Neuroscience Center, HiLIFE, University of Helsinki, Helsinki, Finland.
Eur J Neurosci. 2019 Nov;50(10):3663-3673. doi: 10.1111/ejn.14512. Epub 2019 Aug 8.
Heightened neuronal plasticity expressed during early postnatal life has been thought to permanently decline once critical periods have ended. For example, monocular deprivation is able to shift ocular dominance in the mouse visual cortex during the first months of life, but this effect is lost later in life. However, various treatments, such as the antidepressant fluoxetine, can reactivate a critical period-like plasticity in the adult brain. When monocular deprivation is supplemented with chronic fluoxetine administration, a major shift in ocular dominance is produced after the critical period has ended. In the current study, we characterized the temporal patterns of fluoxetine-induced plasticity in the adult mouse visual cortex, using in vivo optical imaging. We found that artificially induced plasticity in ocular dominance extended beyond the duration of the naturally occurring critical period and continued as long as fluoxetine was administered. However, this fluoxetine-induced plasticity period ended as soon as the drug was not given. These features of antidepressant-induced plasticity may be useful when designing treatment strategies involving long-term antidepressant treatment in humans.

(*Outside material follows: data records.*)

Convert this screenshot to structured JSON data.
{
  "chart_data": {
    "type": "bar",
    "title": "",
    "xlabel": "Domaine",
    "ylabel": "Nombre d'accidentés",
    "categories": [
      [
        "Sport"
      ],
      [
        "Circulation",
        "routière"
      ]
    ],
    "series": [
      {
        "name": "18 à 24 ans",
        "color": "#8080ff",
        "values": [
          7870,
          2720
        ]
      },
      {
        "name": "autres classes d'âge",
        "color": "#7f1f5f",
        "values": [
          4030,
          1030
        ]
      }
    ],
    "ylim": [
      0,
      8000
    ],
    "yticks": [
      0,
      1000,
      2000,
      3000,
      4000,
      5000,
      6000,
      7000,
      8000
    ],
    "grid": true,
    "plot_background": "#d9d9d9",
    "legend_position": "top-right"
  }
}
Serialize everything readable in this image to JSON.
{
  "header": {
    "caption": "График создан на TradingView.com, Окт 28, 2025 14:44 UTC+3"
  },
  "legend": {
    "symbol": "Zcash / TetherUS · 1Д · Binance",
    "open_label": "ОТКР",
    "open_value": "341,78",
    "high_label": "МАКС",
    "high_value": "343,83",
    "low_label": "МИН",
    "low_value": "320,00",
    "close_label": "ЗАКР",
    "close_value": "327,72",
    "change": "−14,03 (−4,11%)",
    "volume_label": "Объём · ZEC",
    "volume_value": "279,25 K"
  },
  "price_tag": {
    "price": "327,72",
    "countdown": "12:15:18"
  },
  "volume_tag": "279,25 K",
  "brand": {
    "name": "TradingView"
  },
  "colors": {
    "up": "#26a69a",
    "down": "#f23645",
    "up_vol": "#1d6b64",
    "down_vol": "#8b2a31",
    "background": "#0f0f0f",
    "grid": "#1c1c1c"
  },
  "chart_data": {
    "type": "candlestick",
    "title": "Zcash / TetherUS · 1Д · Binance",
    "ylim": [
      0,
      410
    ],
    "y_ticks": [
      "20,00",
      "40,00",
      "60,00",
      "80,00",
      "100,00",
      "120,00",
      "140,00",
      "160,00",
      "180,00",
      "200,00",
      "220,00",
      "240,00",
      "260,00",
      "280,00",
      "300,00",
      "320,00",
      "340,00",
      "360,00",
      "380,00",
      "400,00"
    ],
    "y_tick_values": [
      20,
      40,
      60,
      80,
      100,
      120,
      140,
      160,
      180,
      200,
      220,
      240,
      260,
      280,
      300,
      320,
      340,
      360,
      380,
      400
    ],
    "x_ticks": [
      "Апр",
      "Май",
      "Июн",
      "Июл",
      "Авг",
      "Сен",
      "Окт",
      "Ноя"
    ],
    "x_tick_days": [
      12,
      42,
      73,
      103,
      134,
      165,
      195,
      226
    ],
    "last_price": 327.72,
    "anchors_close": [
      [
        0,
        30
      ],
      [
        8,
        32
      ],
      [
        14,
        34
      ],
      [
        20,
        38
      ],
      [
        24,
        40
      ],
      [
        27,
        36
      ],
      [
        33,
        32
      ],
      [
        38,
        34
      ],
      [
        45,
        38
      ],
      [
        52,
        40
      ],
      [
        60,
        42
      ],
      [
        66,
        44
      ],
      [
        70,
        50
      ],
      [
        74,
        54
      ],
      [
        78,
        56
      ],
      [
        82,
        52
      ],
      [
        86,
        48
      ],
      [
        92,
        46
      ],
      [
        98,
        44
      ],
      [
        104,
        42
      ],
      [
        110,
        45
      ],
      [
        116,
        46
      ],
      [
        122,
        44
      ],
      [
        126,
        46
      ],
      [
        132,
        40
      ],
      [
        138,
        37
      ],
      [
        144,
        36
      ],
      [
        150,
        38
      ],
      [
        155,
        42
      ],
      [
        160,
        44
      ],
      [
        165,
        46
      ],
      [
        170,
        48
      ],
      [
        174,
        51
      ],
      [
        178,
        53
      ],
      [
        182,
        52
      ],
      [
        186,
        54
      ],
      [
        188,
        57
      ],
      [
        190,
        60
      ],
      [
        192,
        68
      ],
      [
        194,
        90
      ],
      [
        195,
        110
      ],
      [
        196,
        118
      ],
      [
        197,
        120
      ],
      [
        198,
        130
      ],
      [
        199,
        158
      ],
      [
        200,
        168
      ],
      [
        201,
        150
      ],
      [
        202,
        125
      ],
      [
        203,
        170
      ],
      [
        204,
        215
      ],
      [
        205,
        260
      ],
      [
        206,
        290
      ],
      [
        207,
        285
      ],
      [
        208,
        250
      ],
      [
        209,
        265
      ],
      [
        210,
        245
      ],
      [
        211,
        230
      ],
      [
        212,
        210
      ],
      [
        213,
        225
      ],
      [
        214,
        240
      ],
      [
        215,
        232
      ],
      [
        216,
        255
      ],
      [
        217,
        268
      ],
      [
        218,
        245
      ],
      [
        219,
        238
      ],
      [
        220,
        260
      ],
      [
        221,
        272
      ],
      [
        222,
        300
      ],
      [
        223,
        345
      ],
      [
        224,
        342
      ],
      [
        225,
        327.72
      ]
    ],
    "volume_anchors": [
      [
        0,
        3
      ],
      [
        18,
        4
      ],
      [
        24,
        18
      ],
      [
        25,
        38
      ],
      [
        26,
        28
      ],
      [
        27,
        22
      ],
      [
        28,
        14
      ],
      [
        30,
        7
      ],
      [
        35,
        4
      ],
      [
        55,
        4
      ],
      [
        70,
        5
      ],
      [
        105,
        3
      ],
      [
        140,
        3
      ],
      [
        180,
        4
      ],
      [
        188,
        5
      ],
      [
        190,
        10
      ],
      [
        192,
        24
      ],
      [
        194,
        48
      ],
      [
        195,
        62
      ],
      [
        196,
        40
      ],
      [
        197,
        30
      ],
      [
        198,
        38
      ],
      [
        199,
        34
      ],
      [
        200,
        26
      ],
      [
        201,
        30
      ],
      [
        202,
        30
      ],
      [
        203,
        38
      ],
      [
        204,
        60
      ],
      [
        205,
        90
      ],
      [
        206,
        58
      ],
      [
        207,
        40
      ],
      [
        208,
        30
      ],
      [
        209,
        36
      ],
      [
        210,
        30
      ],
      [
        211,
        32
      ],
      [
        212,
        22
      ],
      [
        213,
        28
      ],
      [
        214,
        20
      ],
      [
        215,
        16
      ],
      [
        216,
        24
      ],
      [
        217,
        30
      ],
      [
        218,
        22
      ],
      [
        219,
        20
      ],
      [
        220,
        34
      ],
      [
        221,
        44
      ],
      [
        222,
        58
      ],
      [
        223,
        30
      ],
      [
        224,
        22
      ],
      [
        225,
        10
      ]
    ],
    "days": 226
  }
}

在生命早期表达的增强的神经元可塑性,一旦关键期结束,就被认为会永久下降。例如,在生命的头几个月,单眼剥夺能够改变小鼠视觉皮层的眼优势,但这种效应在生命后期会消失。然而,各种治疗方法,如抗抑郁药氟西汀,可以在成年大脑中重新激活类似关键期的可塑性。当单眼剥夺与慢性氟西汀给药相结合时,在关键期结束后会产生主要的眼优势转变。在目前的研究中,我们使用活体光学成像来描述成年小鼠视觉皮层中氟西汀诱导的可塑性的时间模式。我们发现,眼优势的人工诱导可塑性超出了自然发生的关键期的持续时间,并在给予氟西汀的情况下持续存在。然而,一旦停止使用药物,这种氟西汀诱导的可塑性就会结束。这些抗抑郁药诱导的可塑性的特征在设计涉及人类长期抗抑郁治疗的治疗策略时可能是有用的。